Общественное оживление, наступившее после смерти Николая I, прежде всего дало себя знать в журналистике и литературе. Некрасов как редактор журнала и как поэт старался, не теряя времени, использовать все хотя бы относительные цензурные послабления. Сильное движение, начавшееся тогда в обществе, по свидетельству Чернышевского, "имело большое влияние на его поэтическую деятельность... оно раздвинуло внешние ограничения, ... дало ему возможнбсть писать о том, о чем не дозволялось писать до той поры...". Мартовская книжка "Современника" открывалась стихотворением А. Майкова "18 февраля 1855 года" - откликом на смерть "в бозе почившего" Николая I. Видимо, такой отклик считался необходимым (в других журналах и газетах были помещены пространные статьи и воспоминания о "незабвенном"). Но примечательно, что в этой же книжке, в этом же отделе "Словесность", Некрасов поспешил опубликовать свои давно написанные стихи, посвященные памяти Белинского.

В этом соседстве было что-то вызывающее. Некрасов не мог бы сделать это месяцем раньше. Ведь при Николае I, который преследовал Белинского даже после его смерти, строжайше запрещалось упоминать опасное имя, и запрет этот еще продолжал действовать. Поэтому свои лирические стихи Некрасов вынужден был озаглавить "Памяти приятеля" (позднее он печатал их под названием "Памяти Белинского"). Но не так уж трудно было догадаться, кого имел в виду поэт, когда рисовал облик человека, идущего к своей высокой цели, "упорствуя, волнуясь и спеша"; когда он со скорбью говорил о печальной посмертной судьбе "запрещенного" деятеля:

Твой труд живет и долго не умрет,
А ты погиб, несчастлив и незнаем!
И с дерева неведомого плод,
Беспечные, беспечно мы вкушаем.

Так или иначе это были первые строки о Белинском в русской печати - после семилетнего молчания. Вслед за тем мысль Некрасова постоянно обращалась к памяти учителя. Тогда же, в середине 50-х годов, он, словно опасаясь упустить открывшуюся возможность, начал усердно пропагандировать в стихах идеи и взгляды Белинского, разрабатывать темы, навеянные образом великого критика.
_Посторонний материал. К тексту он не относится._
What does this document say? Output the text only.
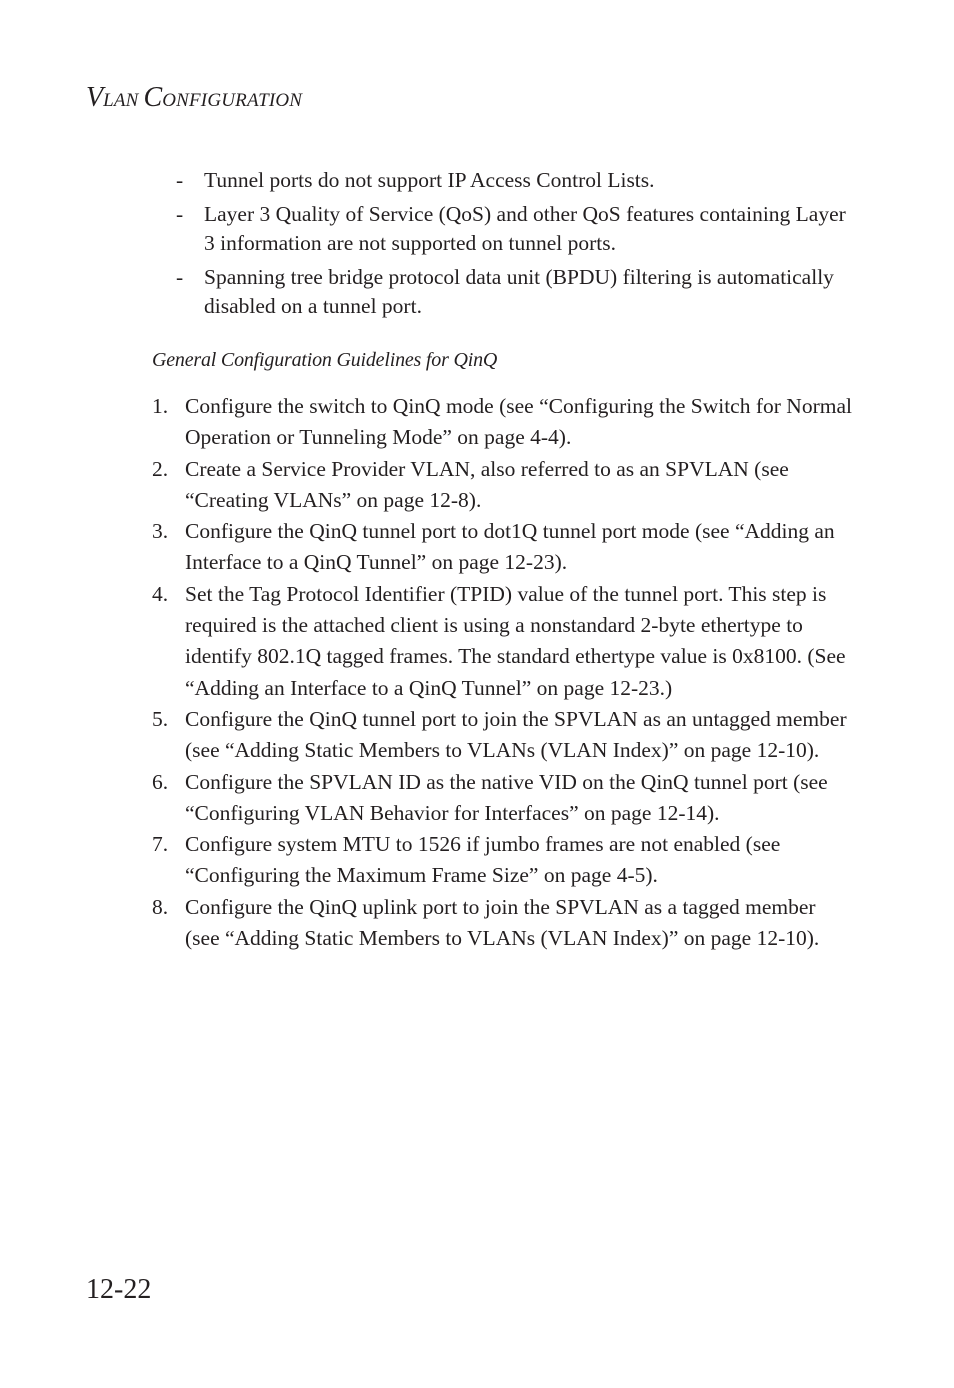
VLAN CONFIGURATION
- Tunnel ports do not support IP Access Control Lists.
- Layer 3 Quality of Service (QoS) and other QoS features containing Layer 3 information are not supported on tunnel ports.
- Spanning tree bridge protocol data unit (BPDU) filtering is automatically disabled on a tunnel port.
General Configuration Guidelines for QinQ
1. Configure the switch to QinQ mode (see “Configuring the Switch for Normal Operation or Tunneling Mode” on page 4-4).
2. Create a Service Provider VLAN, also referred to as an SPVLAN (see “Creating VLANs” on page 12-8).
3. Configure the QinQ tunnel port to dot1Q tunnel port mode (see “Adding an Interface to a QinQ Tunnel” on page 12-23).
4. Set the Tag Protocol Identifier (TPID) value of the tunnel port. This step is required is the attached client is using a nonstandard 2-byte ethertype to identify 802.1Q tagged frames. The standard ethertype value is 0x8100. (See “Adding an Interface to a QinQ Tunnel” on page 12-23.)
5. Configure the QinQ tunnel port to join the SPVLAN as an untagged member (see “Adding Static Members to VLANs (VLAN Index)” on page 12-10).
6. Configure the SPVLAN ID as the native VID on the QinQ tunnel port (see “Configuring VLAN Behavior for Interfaces” on page 12-14).
7. Configure system MTU to 1526 if jumbo frames are not enabled (see “Configuring the Maximum Frame Size” on page 4-5).
8. Configure the QinQ uplink port to join the SPVLAN as a tagged member (see “Adding Static Members to VLANs (VLAN Index)” on page 12-10).
12-22
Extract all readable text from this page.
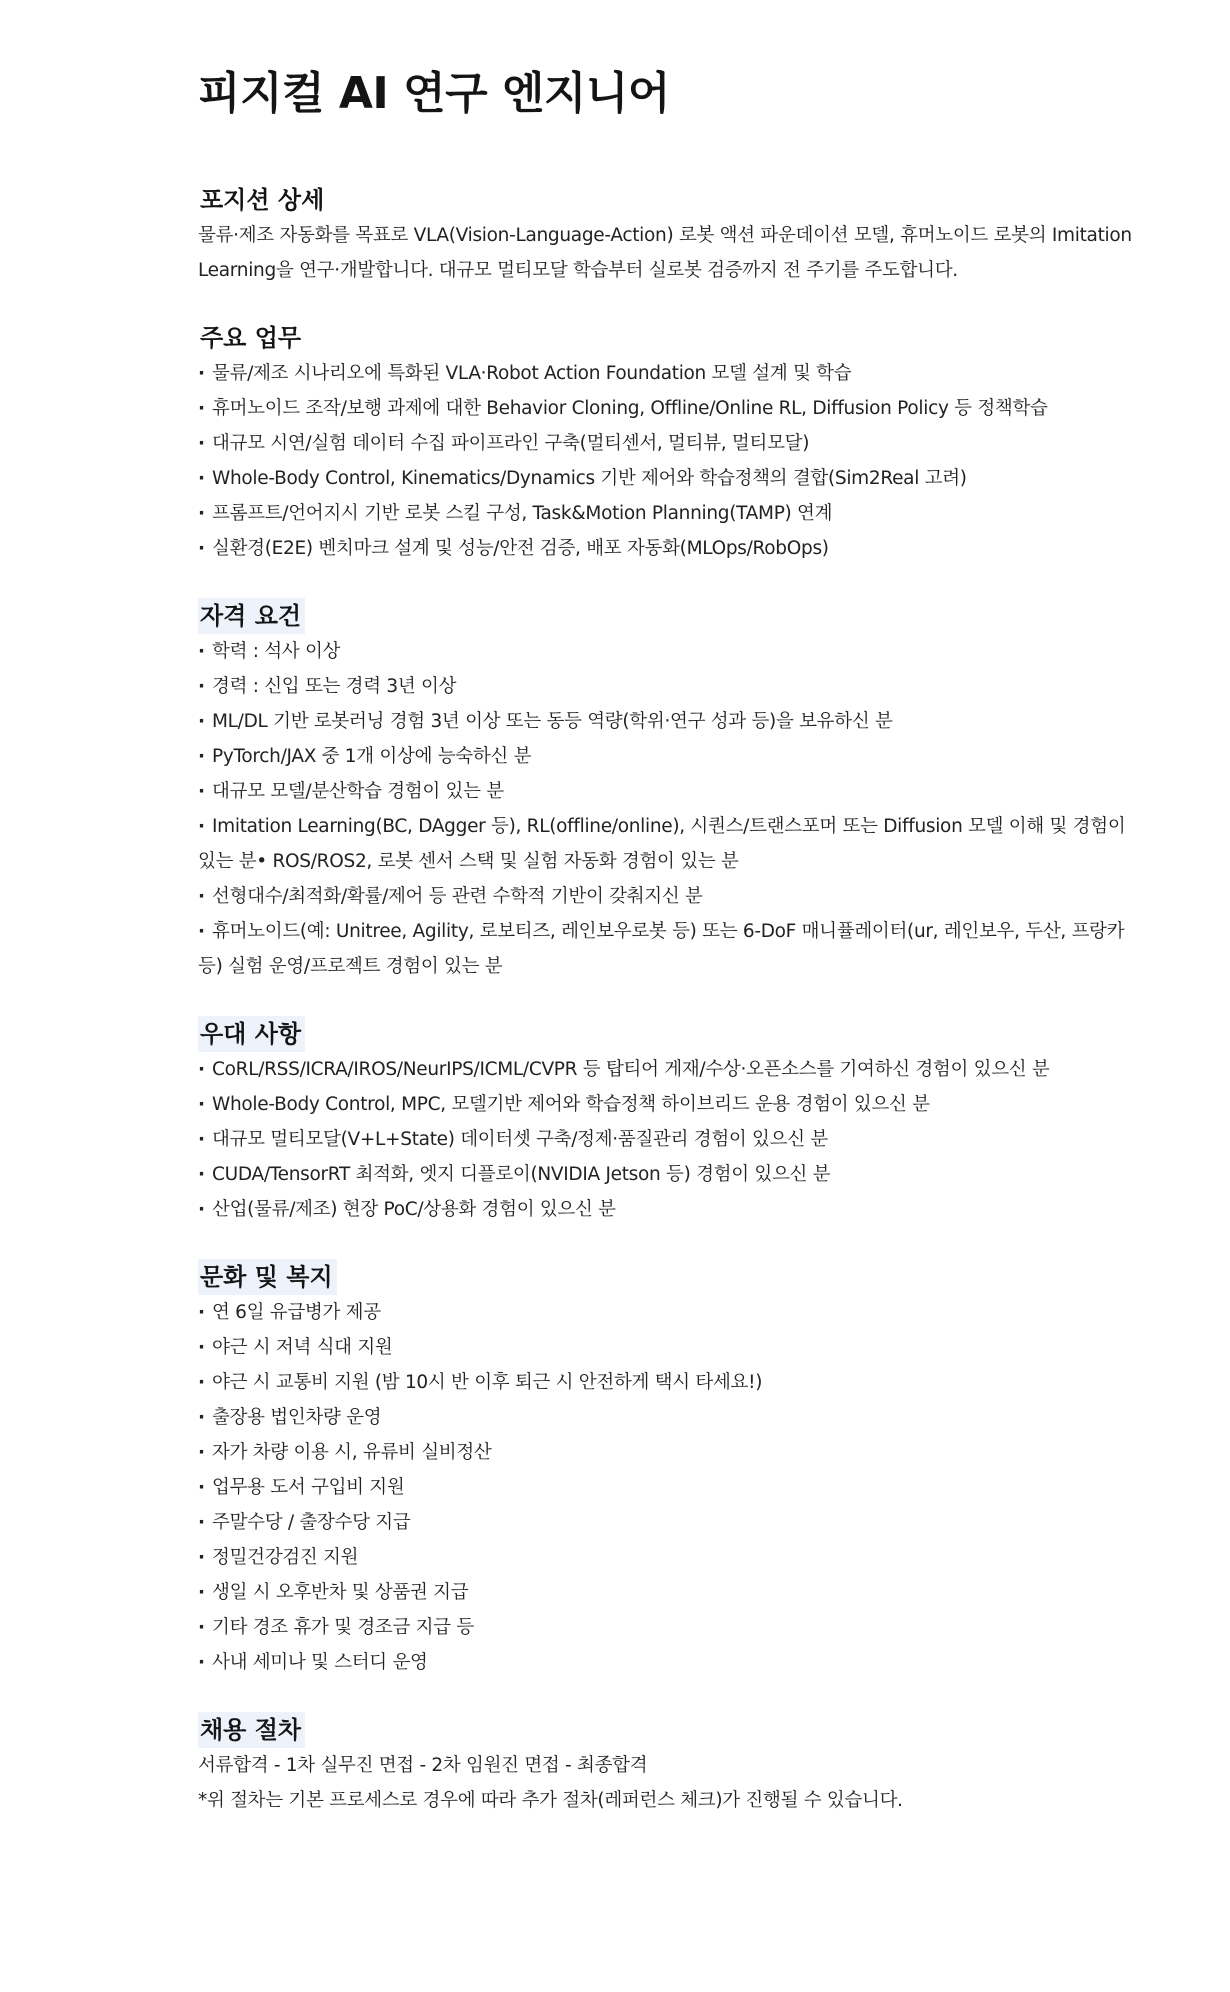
피지컬 AI 연구 엔지니어
포지션 상세

물류·제조 자동화를 목표로 VLA(Vision-Language-Action) 로봇 액션 파운데이션 모델, 휴머노이드 로봇의 Imitation Learning을 연구·개발합니다. 대규모 멀티모달 학습부터 실로봇 검증까지 전 주기를 주도합니다.

주요 업무
· 물류/제조 시나리오에 특화된 VLA·Robot Action Foundation 모델 설계 및 학습
· 휴머노이드 조작/보행 과제에 대한 Behavior Cloning, Offline/Online RL, Diffusion Policy 등 정책학습
· 대규모 시연/실험 데이터 수집 파이프라인 구축(멀티센서, 멀티뷰, 멀티모달)
· Whole-Body Control, Kinematics/Dynamics 기반 제어와 학습정책의 결합(Sim2Real 고려)
· 프롬프트/언어지시 기반 로봇 스킬 구성, Task&Motion Planning(TAMP) 연계
· 실환경(E2E) 벤치마크 설계 및 성능/안전 검증, 배포 자동화(MLOps/RobOps)
자격 요건
· 학력 : 석사 이상
· 경력 : 신입 또는 경력 3년 이상
· ML/DL 기반 로봇러닝 경험 3년 이상 또는 동등 역량(학위·연구 성과 등)을 보유하신 분
· PyTorch/JAX 중 1개 이상에 능숙하신 분
· 대규모 모델/분산학습 경험이 있는 분
· Imitation Learning(BC, DAgger 등), RL(offline/online), 시퀀스/트랜스포머 또는 Diffusion 모델 이해 및 경험이 있는 분• ROS/ROS2, 로봇 센서 스택 및 실험 자동화 경험이 있는 분
· 선형대수/최적화/확률/제어 등 관련 수학적 기반이 갖춰지신 분
· 휴머노이드(예: Unitree, Agility, 로보티즈, 레인보우로봇 등) 또는 6-DoF 매니퓰레이터(ur, 레인보우, 두산, 프랑카 등) 실험 운영/프로젝트 경험이 있는 분
우대 사항
· CoRL/RSS/ICRA/IROS/NeurIPS/ICML/CVPR 등 탑티어 게재/수상·오픈소스를 기여하신 경험이 있으신 분
· Whole-Body Control, MPC, 모델기반 제어와 학습정책 하이브리드 운용 경험이 있으신 분
· 대규모 멀티모달(V+L+State) 데이터셋 구축/정제·품질관리 경험이 있으신 분
· CUDA/TensorRT 최적화, 엣지 디플로이(NVIDIA Jetson 등) 경험이 있으신 분
· 산업(물류/제조) 현장 PoC/상용화 경험이 있으신 분
문화 및 복지
· 연 6일 유급병가 제공
· 야근 시 저녁 식대 지원
· 야근 시 교통비 지원 (밤 10시 반 이후 퇴근 시 안전하게 택시 타세요!)
· 출장용 법인차량 운영
· 자가 차량 이용 시, 유류비 실비정산
· 업무용 도서 구입비 지원
· 주말수당 / 출장수당 지급
· 정밀건강검진 지원
· 생일 시 오후반차 및 상품권 지급
· 기타 경조 휴가 및 경조금 지급 등
· 사내 세미나 및 스터디 운영
채용 절차

서류합격 - 1차 실무진 면접 - 2차 임원진 면접 - 최종합격

*위 절차는 기본 프로세스로 경우에 따라 추가 절차(레퍼런스 체크)가 진행될 수 있습니다.
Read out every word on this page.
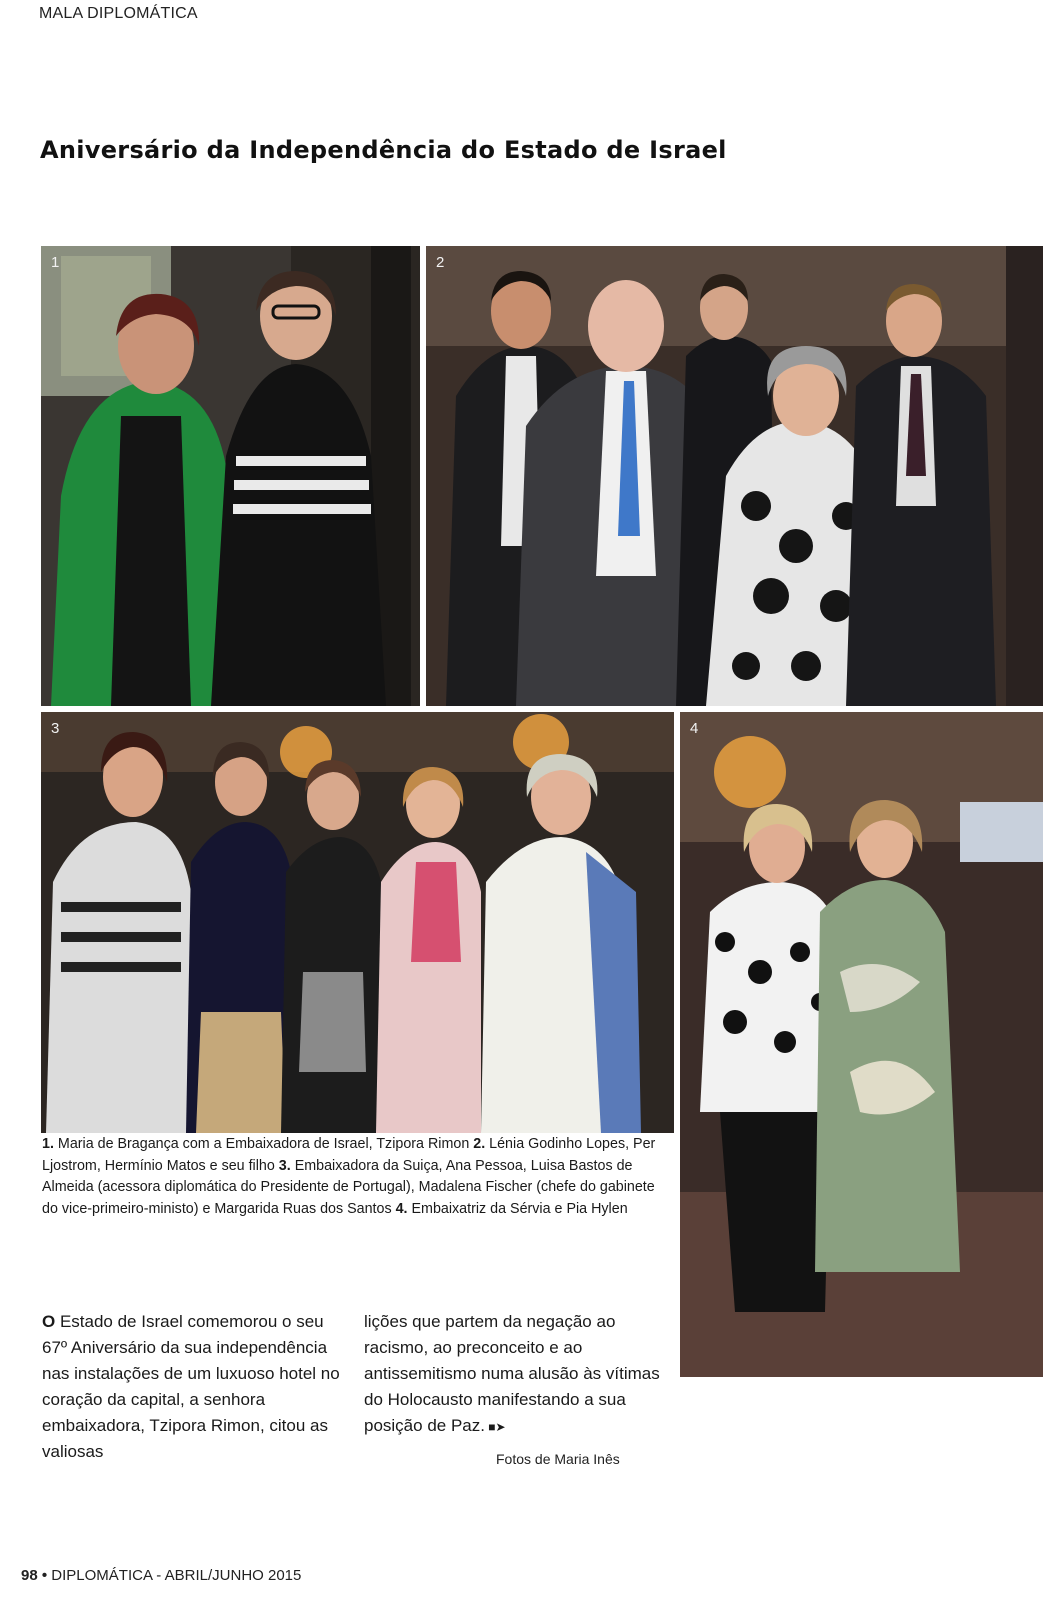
MALA DIPLOMÁTICA
Aniversário da Independência do Estado de Israel
1	2
3	4
1. Maria de Bragança com a Embaixadora de Israel, Tzipora Rimon 2. Lénia Godinho Lopes, Per Ljostrom, Hermínio Matos e seu filho 3. Embaixadora da Suiça, Ana Pessoa, Luisa Bastos de Almeida (acessora diplomática do Presidente de Portugal), Madalena Fischer (chefe do gabinete do vice-primeiro-ministo) e Margarida Ruas dos Santos 4. Embaixatriz da Sérvia e Pia Hylen
O Estado de Israel comemorou o seu 67º Aniversário da sua independência nas instalações de um luxuoso hotel no coração da capital, a senhora embaixadora, Tzipora Rimon, citou as valiosas
lições que partem da negação ao racismo, ao preconceito e ao antissemitismo numa alusão às vítimas do Holocausto manifestando a sua posição de Paz. ■➤
Fotos de Maria Inês
98 • DIPLOMÁTICA - ABRIL/JUNHO 2015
Пусть в большинстве этих стихов даже не упоминается имя Белинского, - в них присутствует его образ, воспроизводятся его мысли. Это как бы части одного замысла, одного цикла. Внешним же подтверждением их внутреннего единства служит тот факт, что поэт свободно переносил отдельные строфы и строки из одной вещи в другую. Об этом особенно наглядно свидетельствуют некрасовские автографы - черновые варианты и наброски. Например, стихотворение "В больнице" было, вероятно, задумано как вступление к поэме "В. Г. Белинский". Слова Гражданина из известного диалога -

Будь гражданин! Служа искусству,
Для блага ближнего живи... -

первоначально входили в ту же поэму, затем в измененном виде оказались центральной мыслью стихотворения "Русскому писателю", и, наконец, в окончательной редакции вошли в состав диалога "Поэт и гражданин". Так, от варианта к варианту поэт шлифовал свой замысел, добиваясь наиболее полного и сильного его воплощения. Он придавал особое значение циклу, о котором идет речь.

Прежде всего этот цикл был связан с мыслями Некрасова о роли литературы для русского общества. Вслед за Белинским он понимал, что в стране, лишенной свободы, литература есть единственная отдушина и трибуна. Эти мысли он развивал не только в стихах, но и в критической прозе этого времени - в обзорных статьях "Заметки о журналах", которые он начал вести в "Современнике", как только ослабел цензурный гнет.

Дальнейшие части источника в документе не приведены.